I’ve got a Spark Structured Streaming job that reads data from Kafka and writes them to S3 (NetApp StorageGRID appliance, on-prem) as an Apache Iceberg table (via Nessie catalog).
Afterwards I access the table via Dremio which worked in the beginning, but now it seems that some Parquet files are corrupt – or at least Dremio is not able to read them.
I am getting the following error in Dremio:
IOException: /s3bucket/measurements_7b67d322-277d-4e26-bb8a-c2c833423ca6/data/timestamp_day=2024-06-28/00120-6-b193ded0-6b70-4506-bf77-be6da1863b21-00001.parquet is not a Parquet file. expected magic number [80, 65, 82, 49] at tail, but found [118, -33, 125, -73]

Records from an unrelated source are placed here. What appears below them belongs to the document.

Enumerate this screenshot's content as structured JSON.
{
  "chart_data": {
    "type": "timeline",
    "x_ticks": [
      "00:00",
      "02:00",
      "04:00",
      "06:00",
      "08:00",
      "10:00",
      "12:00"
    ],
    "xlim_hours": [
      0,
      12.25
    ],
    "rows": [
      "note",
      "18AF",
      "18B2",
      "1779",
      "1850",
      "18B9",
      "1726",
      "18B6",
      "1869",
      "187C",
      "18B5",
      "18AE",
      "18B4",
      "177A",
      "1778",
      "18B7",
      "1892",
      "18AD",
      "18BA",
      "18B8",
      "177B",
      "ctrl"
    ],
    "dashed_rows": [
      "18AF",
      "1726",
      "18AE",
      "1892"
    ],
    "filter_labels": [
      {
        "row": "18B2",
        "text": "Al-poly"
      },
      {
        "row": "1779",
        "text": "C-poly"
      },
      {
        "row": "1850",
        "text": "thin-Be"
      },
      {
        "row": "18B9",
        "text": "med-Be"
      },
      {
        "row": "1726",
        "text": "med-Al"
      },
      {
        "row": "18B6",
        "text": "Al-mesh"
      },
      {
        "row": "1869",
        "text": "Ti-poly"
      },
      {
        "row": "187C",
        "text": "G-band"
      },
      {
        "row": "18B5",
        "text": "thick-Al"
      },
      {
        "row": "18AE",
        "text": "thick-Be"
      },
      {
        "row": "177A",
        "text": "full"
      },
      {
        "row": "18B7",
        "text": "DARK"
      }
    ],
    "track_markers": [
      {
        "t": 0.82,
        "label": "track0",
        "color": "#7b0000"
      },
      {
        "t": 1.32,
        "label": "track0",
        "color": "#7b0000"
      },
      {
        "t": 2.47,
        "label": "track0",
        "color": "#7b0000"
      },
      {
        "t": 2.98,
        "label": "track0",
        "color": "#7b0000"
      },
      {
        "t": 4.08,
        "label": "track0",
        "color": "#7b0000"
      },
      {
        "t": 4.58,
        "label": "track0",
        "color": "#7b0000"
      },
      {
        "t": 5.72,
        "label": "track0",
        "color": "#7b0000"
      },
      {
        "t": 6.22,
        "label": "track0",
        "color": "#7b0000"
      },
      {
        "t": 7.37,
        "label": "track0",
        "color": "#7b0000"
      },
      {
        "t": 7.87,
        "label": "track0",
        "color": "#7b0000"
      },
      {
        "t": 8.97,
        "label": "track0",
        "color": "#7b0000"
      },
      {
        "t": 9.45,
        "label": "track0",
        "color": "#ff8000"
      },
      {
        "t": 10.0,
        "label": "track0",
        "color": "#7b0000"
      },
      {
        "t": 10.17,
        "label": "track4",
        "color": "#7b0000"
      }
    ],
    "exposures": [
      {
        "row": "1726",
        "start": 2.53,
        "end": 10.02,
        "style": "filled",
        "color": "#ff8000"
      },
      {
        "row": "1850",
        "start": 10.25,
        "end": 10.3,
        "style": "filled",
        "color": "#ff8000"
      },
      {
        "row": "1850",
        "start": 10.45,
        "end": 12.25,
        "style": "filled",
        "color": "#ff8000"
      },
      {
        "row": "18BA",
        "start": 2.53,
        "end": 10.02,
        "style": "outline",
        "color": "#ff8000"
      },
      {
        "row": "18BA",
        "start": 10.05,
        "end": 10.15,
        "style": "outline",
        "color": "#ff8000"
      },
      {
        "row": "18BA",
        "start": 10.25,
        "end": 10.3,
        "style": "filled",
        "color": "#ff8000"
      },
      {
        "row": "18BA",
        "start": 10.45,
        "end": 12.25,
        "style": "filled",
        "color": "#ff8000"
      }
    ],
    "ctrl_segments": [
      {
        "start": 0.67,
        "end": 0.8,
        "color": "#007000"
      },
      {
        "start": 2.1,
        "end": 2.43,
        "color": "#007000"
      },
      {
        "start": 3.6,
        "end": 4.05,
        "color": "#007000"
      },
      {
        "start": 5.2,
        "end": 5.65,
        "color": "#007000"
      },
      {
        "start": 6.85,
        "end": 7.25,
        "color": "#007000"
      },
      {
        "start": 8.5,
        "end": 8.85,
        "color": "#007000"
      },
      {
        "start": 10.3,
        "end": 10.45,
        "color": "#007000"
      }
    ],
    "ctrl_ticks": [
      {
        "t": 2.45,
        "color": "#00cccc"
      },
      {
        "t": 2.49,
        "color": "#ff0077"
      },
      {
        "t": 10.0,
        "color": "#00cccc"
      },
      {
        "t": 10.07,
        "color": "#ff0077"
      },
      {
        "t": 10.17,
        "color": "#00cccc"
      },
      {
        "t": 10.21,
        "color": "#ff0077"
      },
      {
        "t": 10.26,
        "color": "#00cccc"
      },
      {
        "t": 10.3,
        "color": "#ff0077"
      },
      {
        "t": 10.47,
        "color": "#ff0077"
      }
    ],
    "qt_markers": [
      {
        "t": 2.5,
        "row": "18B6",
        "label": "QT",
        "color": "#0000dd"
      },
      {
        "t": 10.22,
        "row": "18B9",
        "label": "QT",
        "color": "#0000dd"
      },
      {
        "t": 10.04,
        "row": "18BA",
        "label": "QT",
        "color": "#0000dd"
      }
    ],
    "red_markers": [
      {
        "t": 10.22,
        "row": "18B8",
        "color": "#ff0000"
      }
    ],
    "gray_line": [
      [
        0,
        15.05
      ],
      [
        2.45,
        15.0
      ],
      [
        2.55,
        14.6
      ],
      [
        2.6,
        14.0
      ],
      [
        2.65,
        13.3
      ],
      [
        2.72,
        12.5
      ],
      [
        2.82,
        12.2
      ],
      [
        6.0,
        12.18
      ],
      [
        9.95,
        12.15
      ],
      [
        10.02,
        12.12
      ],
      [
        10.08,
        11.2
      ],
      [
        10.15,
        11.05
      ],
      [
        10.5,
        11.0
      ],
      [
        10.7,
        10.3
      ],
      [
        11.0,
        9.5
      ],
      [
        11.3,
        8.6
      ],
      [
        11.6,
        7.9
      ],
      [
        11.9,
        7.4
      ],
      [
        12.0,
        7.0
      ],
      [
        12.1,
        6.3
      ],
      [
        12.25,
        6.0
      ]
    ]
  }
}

Querying the data via Spark and Starburst/Trino is possible. Downloading the mentioned parquet file and using parquet-tools
to show the content works as well.
In the past I used Spark to fully rewrite the table once and then Dremio was able to query the data again, but after some time I got the mentioned error again. So it seems that Spark writes the Iceberg table in a way that lead to such errors.
I could imagine that the streaming job might crash during writes as I have a very low-performant and unstable demo environment here, but as Iceberg uses ACID transactions I would rather expect a rollback than that the invalid files are available for consumers.
Has someone an idea how to fix this issue or even better: What might be the root cause?